01
当白希文正在去镜冢的路上追忆白希桐时,白希桐也正躺在病床上,想念自己的弟弟。白希桐身上的纱布早已经解开,长时间不更换,出了几身臭汗,白希桐自己都闻着有些汗酸味。再看着好像没有血流出来,白希桐干脆自己动手,把纱布全解开了。屋子密不通风,又闷又热,没有一点秋天的样子,大家的心情都无比急躁。白希桐年纪长了一些,看出再这样下去,要不了多久就会崩溃掉,便有意识地多讲些话,不过林丹与齐青云还是无精打采的。林丹神色非常憔悴,脸色蜡黄,眼睛布满血丝。而齐青云也早没了当初那*倜傥的样子,一头长发耷拉在额头上,垂头丧气,无意识地不停重复开关收音机的动作。白希桐时不时地看一眼窗外,林丹百无聊赖地问道:“外面都是灰蒙蒙的,有啥好看的,你怎么能看这么久……”
白希桐一愣,想起方才有一件重要的事情没说,便解释道:“刚才我们出去时不是迟了一步吗?那会儿你们都急着往门口走,我无意中看了一下窗户。收音机能收到电台时,我发现窗外的灰色褪掉了,能看到外面的树和行人。所以我一直在留意,看什么时候外面再变得清晰。也许窗口再次变得清晰的时候,我们就能出去了呢。收音机不能一直开着,太费电,但窗户还是随时可以观察的。”
“真的?”林丹又惊又喜,跳了起来,想了想,又问道,“白大哥,你形容下你看到的都是些什么树……”白希桐想了想,比画了下,道:“叶子有点像鹅掌,发黄了,地上掉了不少。”林丹大喜,这是一种枫树,她以前留意过树上钉的牌子,而且这种枫树整个校园只在医院边上有种植,看来白希桐看到的窗外景象,是真实的。齐青云还在拨弄收音机,对他们说的话,一个字也没有听进去。林丹轻轻踢了他一脚,齐青云抬起头来,像看陌生人似的看着林丹。林丹被齐青云的眼光吓了一大跳,那眼神极其空洞遥远。白希桐低声对林丹说道:“也许是刺激太大了,一时有些想不明白,别担心,也别去刺激他,等出去了,自然就好了。”林丹失望地看了齐青云一眼,真没想到他是这种人呢,绣花枕头……林丹突然又想起葛正宏来,不过又摇了摇头,此时再想起葛正宏,厌恶感轻了些,但还是不可能有任何好感,尤其是想到那个梦里,自己竟然对着葛正宏献媚,真是想吐。想起来,还是张秋红的那个白希文好,虽然长得不是很帅,也不会甜言蜜语,不过对张秋红却是好得没话说。
白希桐可不知林丹心里在想什么,此时,眼看着窗外的灰色越来越浓,渐渐地竟然像凝结了起来,脸虽然还装出笑容,但笑容却越来越僵。林丹看了眼白希桐的表情,觉得不对,顺着他的视线看去,发现外面竟然像是堆了一块厚厚的灰黑色的幕布,连原来那种翻涌都看不到了,而屋内也变得阴暗起来。“怎么会这样?”林丹喃喃问道,也不指望有人能回答。“你知道现在是几点吗?”白希桐答非所问。

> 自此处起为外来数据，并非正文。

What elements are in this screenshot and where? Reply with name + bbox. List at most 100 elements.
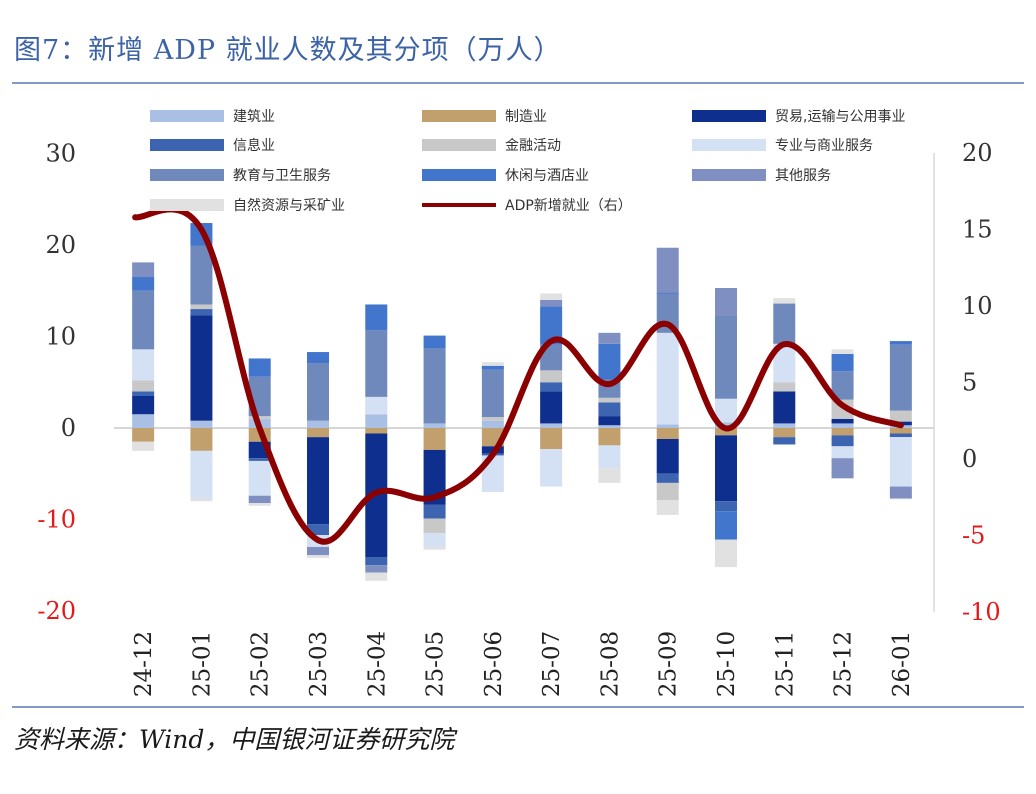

林丹头也不回:“看窗外的样子,这会儿应该是刚天黑。但感觉从十二点到现在,至少已经有十个小时了……所以,我也说不好是几点。”白希桐点了点头:“如果你的感觉没错,现在应该是零点。”“你中午说,零点会是最危险的时候,为什么?”林丹有点看开了,是福不是祸,是祸躲不过。
“我……只是有一些猜测。一些很不好的猜测。”白希桐说了一句,眼睛看向门口,像是在警惕什么东西破门而入。林丹也打起精神,看着病房的门。外面什么动静也没有,再听窗外,原来那种可怕的声响也全消失了。白希桐看了眼林丹,向门口走去,脚步迟缓而沉重。林丹看着白希桐瘦削的背影,咬了咬牙,也走了过去。
白希桐看了看门把手,一狠心,把门打开了。出乎意料的是,出现在他们面前的,是清晰的走道、地板,白希桐不敢相信似的瞪大了眼睛。“出现了,路出现了!”林丹大叫,“我们可以出去喽!”白希桐深知事情不会这么简单,但看到林丹高兴的表情,一时不忍心泼冷水。这句话清清楚楚地到了齐青云的耳朵里,他扔下手里抱着的收音机,蹿到门边伸脚探了探地,实的,一下就冲了出去,白希桐想阻止也来不及。